According to Senate Bill 160 sponsor, Sen. Patrick Testin, “the bill was originally offered in the 2019-2020 legislative session. It had already passed the assembly and was slated to be taken up by the Senate.”
However, “The COVID shutdown shortened the legislative session, and we were unable to pass it in the Senate when the state was shut down. As a result, Rep. [Kevin] Petersen and myself thought it was important to re-run it this session and it get passed into law,” Testin said in an email.
Now that the law has been passed, insurers will have to conduct a risk assessment, develop an information security program to mitigate identified threats and work with third-party providers to protect customers’ information.
They will also have to create an incident response plan to better react to and recover information affected by a cybersecurity attack.
If a cyber attack occurs, the bill states insurance companies must notify consumers and their independent insurance providers within 45 days of learning there was a breach and notify consumer reporting agencies if the attack affects 1,000 or more consumers.
Companies must also notify the Office of the Commissioner of Insurance (OCI) within three days of the breach.
“Information security legislation can cause businesses and governments a great deal of anxiety, so it’s important to get it right, providing robust security requirements that fit the industry and are easily implemented,” Testin said. “Our process, bringing stakeholders to the table and using model legislation as a starting point, was really effective and demonstrates that it is possible to develop collaborative, effective information security legislation.”
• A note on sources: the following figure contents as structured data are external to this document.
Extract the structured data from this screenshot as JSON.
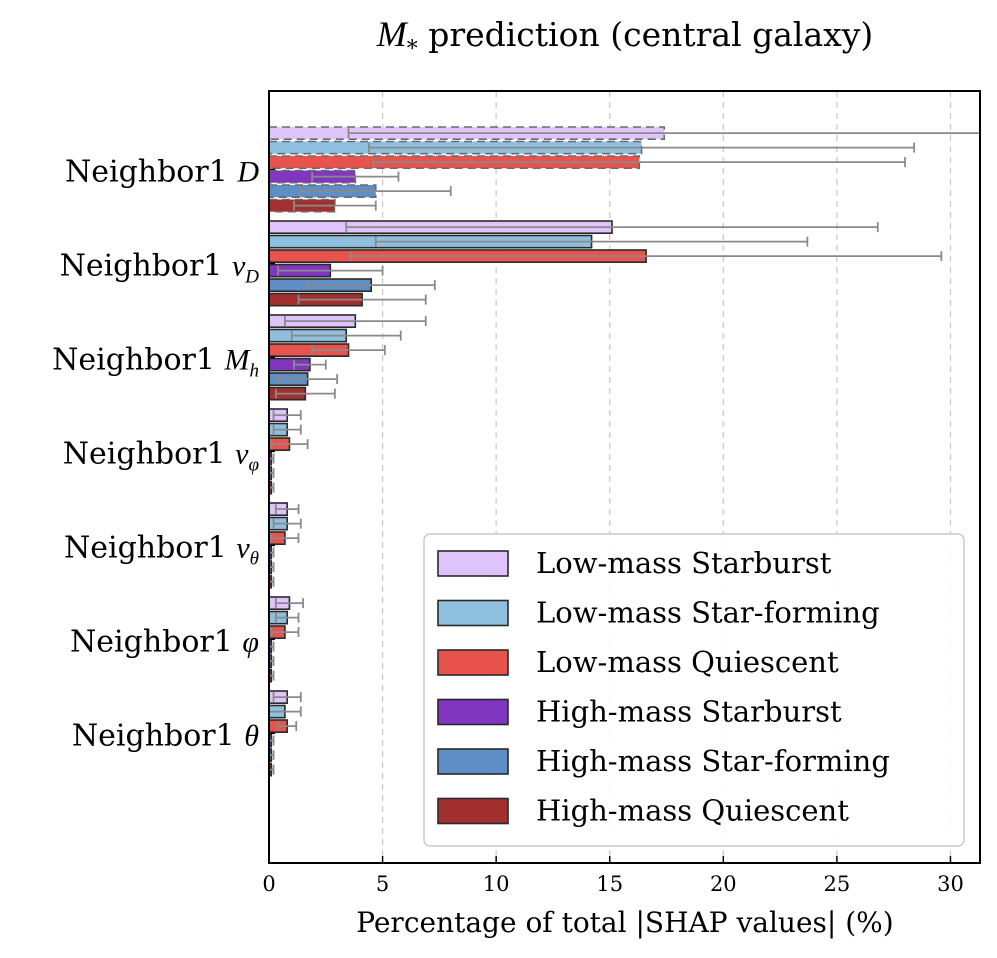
{
  "chart_data": {
    "type": "bar",
    "orientation": "horizontal",
    "title": {
      "symbol": "M",
      "subscript": "*",
      "text": "prediction (central galaxy)"
    },
    "xlabel": "Percentage of total |SHAP values| (%)",
    "xlim": [
      0,
      31.3
    ],
    "xticks": [
      0,
      5,
      10,
      15,
      20,
      25,
      30
    ],
    "grid": "vertical dashed",
    "legend_position": "lower-right",
    "categories": [
      {
        "prefix": "Neighbor1",
        "symbol": "D",
        "subscript": ""
      },
      {
        "prefix": "Neighbor1",
        "symbol": "v",
        "subscript": "D"
      },
      {
        "prefix": "Neighbor1",
        "symbol": "M",
        "subscript": "h"
      },
      {
        "prefix": "Neighbor1",
        "symbol": "v",
        "subscript": "φ"
      },
      {
        "prefix": "Neighbor1",
        "symbol": "v",
        "subscript": "θ"
      },
      {
        "prefix": "Neighbor1",
        "symbol": "φ",
        "subscript": ""
      },
      {
        "prefix": "Neighbor1",
        "symbol": "θ",
        "subscript": ""
      }
    ],
    "series": [
      {
        "name": "Low-mass Starburst",
        "color": "#dfc3fb",
        "values": [
          17.4,
          15.1,
          3.8,
          0.8,
          0.8,
          0.9,
          0.8
        ],
        "errors": [
          13.9,
          11.7,
          3.1,
          0.6,
          0.5,
          0.6,
          0.6
        ]
      },
      {
        "name": "Low-mass Star-forming",
        "color": "#8ebfdf",
        "values": [
          16.4,
          14.2,
          3.4,
          0.8,
          0.8,
          0.8,
          0.7
        ],
        "errors": [
          12.0,
          9.5,
          2.4,
          0.6,
          0.6,
          0.5,
          0.7
        ]
      },
      {
        "name": "Low-mass Quiescent",
        "color": "#e8544d",
        "values": [
          16.3,
          16.6,
          3.5,
          0.9,
          0.7,
          0.7,
          0.8
        ],
        "errors": [
          11.7,
          13.0,
          1.6,
          0.8,
          0.6,
          0.6,
          0.4
        ]
      },
      {
        "name": "High-mass Starburst",
        "color": "#8036be",
        "values": [
          3.8,
          2.7,
          1.8,
          0.1,
          0.1,
          0.1,
          0.1
        ],
        "errors": [
          1.9,
          2.3,
          0.7,
          0.1,
          0.1,
          0.1,
          0.1
        ]
      },
      {
        "name": "High-mass Star-forming",
        "color": "#5f8ec6",
        "values": [
          4.7,
          4.5,
          1.7,
          0.1,
          0.1,
          0.1,
          0.1
        ],
        "errors": [
          3.3,
          2.8,
          1.3,
          0.1,
          0.1,
          0.1,
          0.1
        ]
      },
      {
        "name": "High-mass Quiescent",
        "color": "#a2302e",
        "values": [
          2.9,
          4.1,
          1.6,
          0.1,
          0.1,
          0.1,
          0.1
        ],
        "errors": [
          1.8,
          2.8,
          1.3,
          0.1,
          0.1,
          0.1,
          0.1
        ]
      }
    ],
    "hatched_category": 0
  }
}
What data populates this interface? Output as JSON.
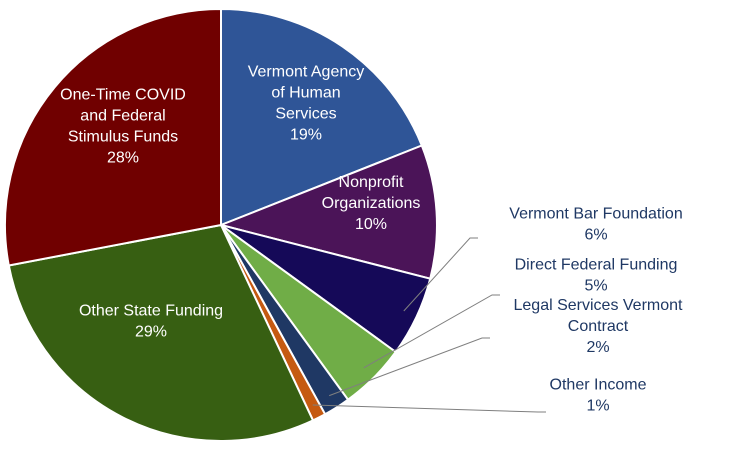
{
  "chart_data": {
    "type": "pie",
    "title": "",
    "slices": [
      {
        "name": "Vermont Agency of Human Services",
        "label_lines": [
          "Vermont Agency",
          "of Human",
          "Services"
        ],
        "pct_label": "19%",
        "value": 19,
        "color": "#2f5597"
      },
      {
        "name": "Nonprofit Organizations",
        "label_lines": [
          "Nonprofit",
          "Organizations"
        ],
        "pct_label": "10%",
        "value": 10,
        "color": "#4b1458"
      },
      {
        "name": "Vermont Bar Foundation",
        "label_lines": [
          "Vermont Bar Foundation"
        ],
        "pct_label": "6%",
        "value": 6,
        "color": "#150958"
      },
      {
        "name": "Direct Federal Funding",
        "label_lines": [
          "Direct Federal Funding"
        ],
        "pct_label": "5%",
        "value": 5,
        "color": "#70ad47"
      },
      {
        "name": "Legal Services Vermont Contract",
        "label_lines": [
          "Legal Services Vermont",
          "Contract"
        ],
        "pct_label": "2%",
        "value": 2,
        "color": "#1f3864"
      },
      {
        "name": "Other Income",
        "label_lines": [
          "Other Income"
        ],
        "pct_label": "1%",
        "value": 1,
        "color": "#c55a11"
      },
      {
        "name": "Other State Funding",
        "label_lines": [
          "Other State Funding"
        ],
        "pct_label": "29%",
        "value": 29,
        "color": "#375f12"
      },
      {
        "name": "One-Time COVID and Federal Stimulus Funds",
        "label_lines": [
          "One-Time COVID",
          "and Federal",
          "Stimulus Funds"
        ],
        "pct_label": "28%",
        "value": 28,
        "color": "#700000"
      }
    ]
  }
}
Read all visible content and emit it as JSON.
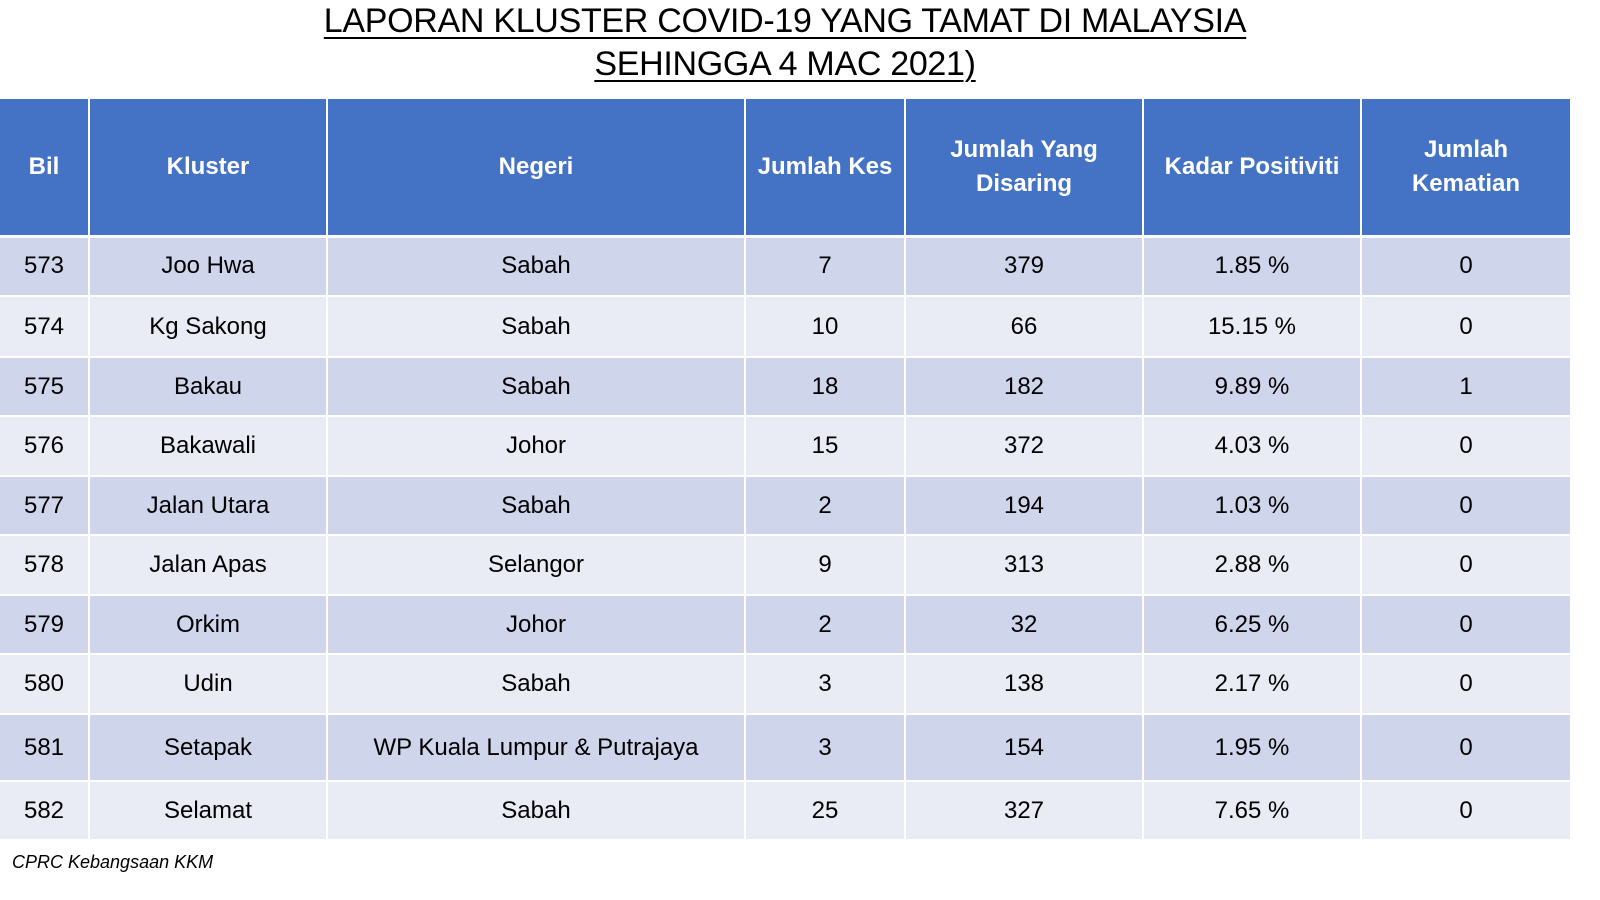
{
  "title": {
    "line1": "LAPORAN KLUSTER COVID-19 YANG TAMAT DI MALAYSIA",
    "line2": "SEHINGGA 4 MAC 2021)"
  },
  "table": {
    "headers": {
      "bil": "Bil",
      "kluster": "Kluster",
      "negeri": "Negeri",
      "jumlah_kes": "Jumlah Kes",
      "jumlah_disaring": "Jumlah Yang Disaring",
      "kadar_positiviti": "Kadar Positiviti",
      "jumlah_kematian": "Jumlah Kematian"
    },
    "rows": [
      {
        "bil": "573",
        "kluster": "Joo Hwa",
        "negeri": "Sabah",
        "kes": "7",
        "disaring": "379",
        "kadar": "1.85 %",
        "kematian": "0"
      },
      {
        "bil": "574",
        "kluster": "Kg Sakong",
        "negeri": "Sabah",
        "kes": "10",
        "disaring": "66",
        "kadar": "15.15 %",
        "kematian": "0"
      },
      {
        "bil": "575",
        "kluster": "Bakau",
        "negeri": "Sabah",
        "kes": "18",
        "disaring": "182",
        "kadar": "9.89 %",
        "kematian": "1"
      },
      {
        "bil": "576",
        "kluster": "Bakawali",
        "negeri": "Johor",
        "kes": "15",
        "disaring": "372",
        "kadar": "4.03 %",
        "kematian": "0"
      },
      {
        "bil": "577",
        "kluster": "Jalan Utara",
        "negeri": "Sabah",
        "kes": "2",
        "disaring": "194",
        "kadar": "1.03 %",
        "kematian": "0"
      },
      {
        "bil": "578",
        "kluster": "Jalan Apas",
        "negeri": "Selangor",
        "kes": "9",
        "disaring": "313",
        "kadar": "2.88 %",
        "kematian": "0"
      },
      {
        "bil": "579",
        "kluster": "Orkim",
        "negeri": "Johor",
        "kes": "2",
        "disaring": "32",
        "kadar": "6.25 %",
        "kematian": "0"
      },
      {
        "bil": "580",
        "kluster": "Udin",
        "negeri": "Sabah",
        "kes": "3",
        "disaring": "138",
        "kadar": "2.17 %",
        "kematian": "0"
      },
      {
        "bil": "581",
        "kluster": "Setapak",
        "negeri": "WP Kuala Lumpur & Putrajaya",
        "kes": "3",
        "disaring": "154",
        "kadar": "1.95 %",
        "kematian": "0"
      },
      {
        "bil": "582",
        "kluster": "Selamat",
        "negeri": "Sabah",
        "kes": "25",
        "disaring": "327",
        "kadar": "7.65 %",
        "kematian": "0"
      }
    ]
  },
  "footer": {
    "source": "CPRC Kebangsaan KKM"
  },
  "colors": {
    "header_bg": "#4472c4",
    "row_dark": "#cfd5ea",
    "row_light": "#e9ebf5"
  }
}
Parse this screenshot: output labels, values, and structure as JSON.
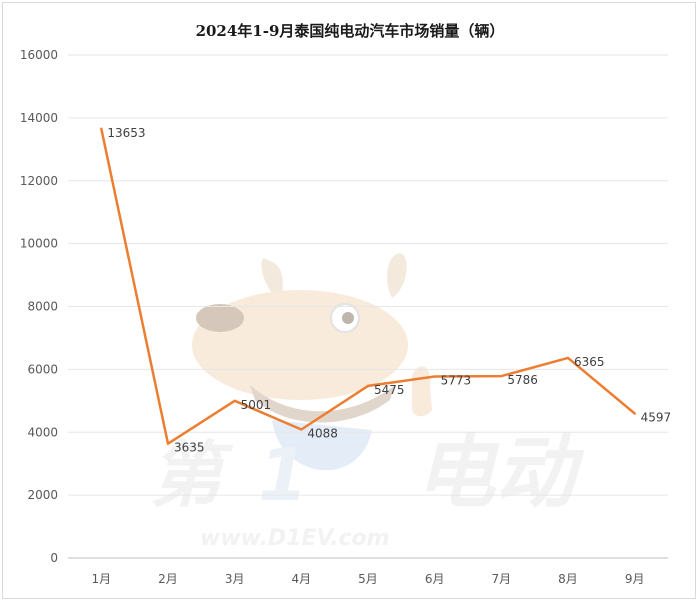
{
  "chart_data": {
    "type": "line",
    "title": "2024年1-9月泰国纯电动汽车市场销量（辆）",
    "categories": [
      "1月",
      "2月",
      "3月",
      "4月",
      "5月",
      "6月",
      "7月",
      "8月",
      "9月"
    ],
    "series": [
      {
        "values": [
          13653,
          3635,
          5001,
          4088,
          5475,
          5773,
          5786,
          6365,
          4597
        ]
      }
    ],
    "ylim": [
      0,
      16000
    ],
    "yticks": [
      0,
      2000,
      4000,
      6000,
      8000,
      10000,
      12000,
      14000,
      16000
    ],
    "grid": true,
    "data_labels": true,
    "line_color": "#ed7d31",
    "grid_color": "#e6e6e6"
  },
  "watermark": {
    "text_left": "第",
    "text_mid": "1",
    "text_right": "电动",
    "url": "www.D1EV.com"
  }
}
"This bill came to our attention last session when work began on it. We worked alongside the authors of the bill and supported it," said Natalie White, the communications director for the Professional Insurance Agents of Wisconsin Inc.
“Our perspective is cybersecurity is an extremely important issue for all people. Cyber attacks are happening much more often compared to several years ago, making it apparent that standards need to be implemented at the state level,” White said.
To address this, the bill's standards were based on model legislation drafted by the National Association of Insurance Commissioners but customized to fit Wisconsin’s insurance industry, she said.
“The key to this bill is staying aware of all possible threats and making sure the industry, the OCI and those affected by cyber attacks are notified,” White said. “Communication is essential.”